Chair: Amy Odum (Utah State University)
JONATHAN L. KATZ (National Institute on Drug Abuse)
Dr. Jonathan L. Katz received his PhD from the University of Maryland in 1978, studying under Dr. James E. Barrett. Two post-doctoral years followed at Harvard Medical School under the direction of Dr. William H. Morse. Dr. Katz was a Research Investigator in the Department of Pharmacology at the University of Michigan Medical School, and joined the National Institute on Drug Abuse in 1984, where he is Acting Chief of the Medications Discovery Research Branch. He also holds an adjunct appointment in the Department of Pharmacology at the University of Maryland School of Medicine. Katz is a member of several professional societies, including the Behavioral Pharmacology Society and the American Society for Pharmacology and Experimental Therapeutics. He is a member of the Editorial Boards of the Journal of Pharmacology and Experimental Therapeutics, Pharmacology and Therapeutics, and Psychopharmacology, and is Editor for Behavioral Pharmacology for the Journal of the Experimental Analysis of Behavior. He has published extensively, co-holds a patent on cocaine abuse medications, and serves on several professional committees. His current research interests are the pharmacological mechanisms underlying the behavioral effects of cocaine, in particular the respective roles of dopamine receptor subtypes, and the role of heterogeneity in dopamine transporter function.

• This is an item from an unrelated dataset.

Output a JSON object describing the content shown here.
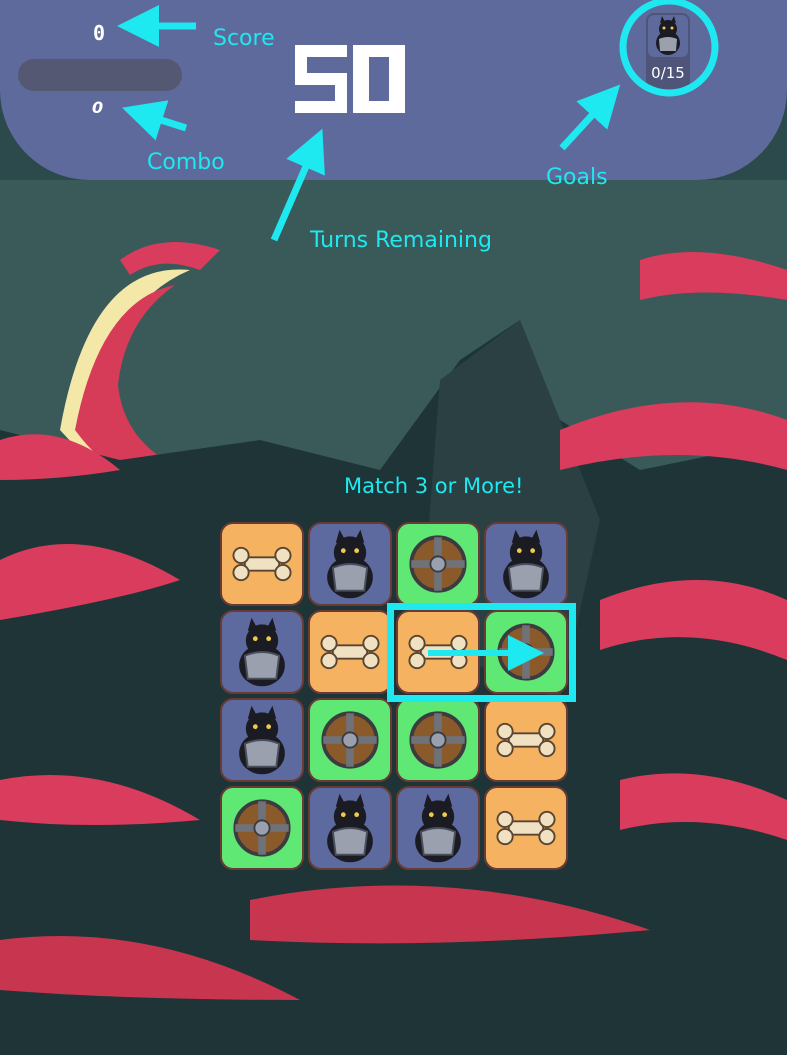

Among the multiple actions of cocaine, evidence has suggested that the inhibition of dopamine uptake is the primary action underlying the behavioral effects of cocaine. This hypothesis indicates that drugs that inhibit the transport of dopamine will have behavioral effects, and abuse liability, similar to cocaine. Despite the evidence supporting the hypothesis, compounds exist that selectively bind to the dopamine transporter with high affinity and inhibit dopamine uptake, but have behavioral effects that differ from those of cocaine. These compounds generally show a decreased efficacy in stimulating locomotor activity, reduced or no efficacy in producing cocaine-like discriminative-stimulus effects, and are marginally effective as reinforcers in primates trained to self administer cocaine. These findings indicate important limitations to the dopamine transporter hypothesis of the behavioral effects of cocaine. Further, the delineation of differences in the pharmacology of various dopamine uptake inhibitors will provide insight into dopamine transporter function, the neurobiological substrates involved in cocaine abuse, and may provide leads for the discovery of medical treatments for cocaine abuse.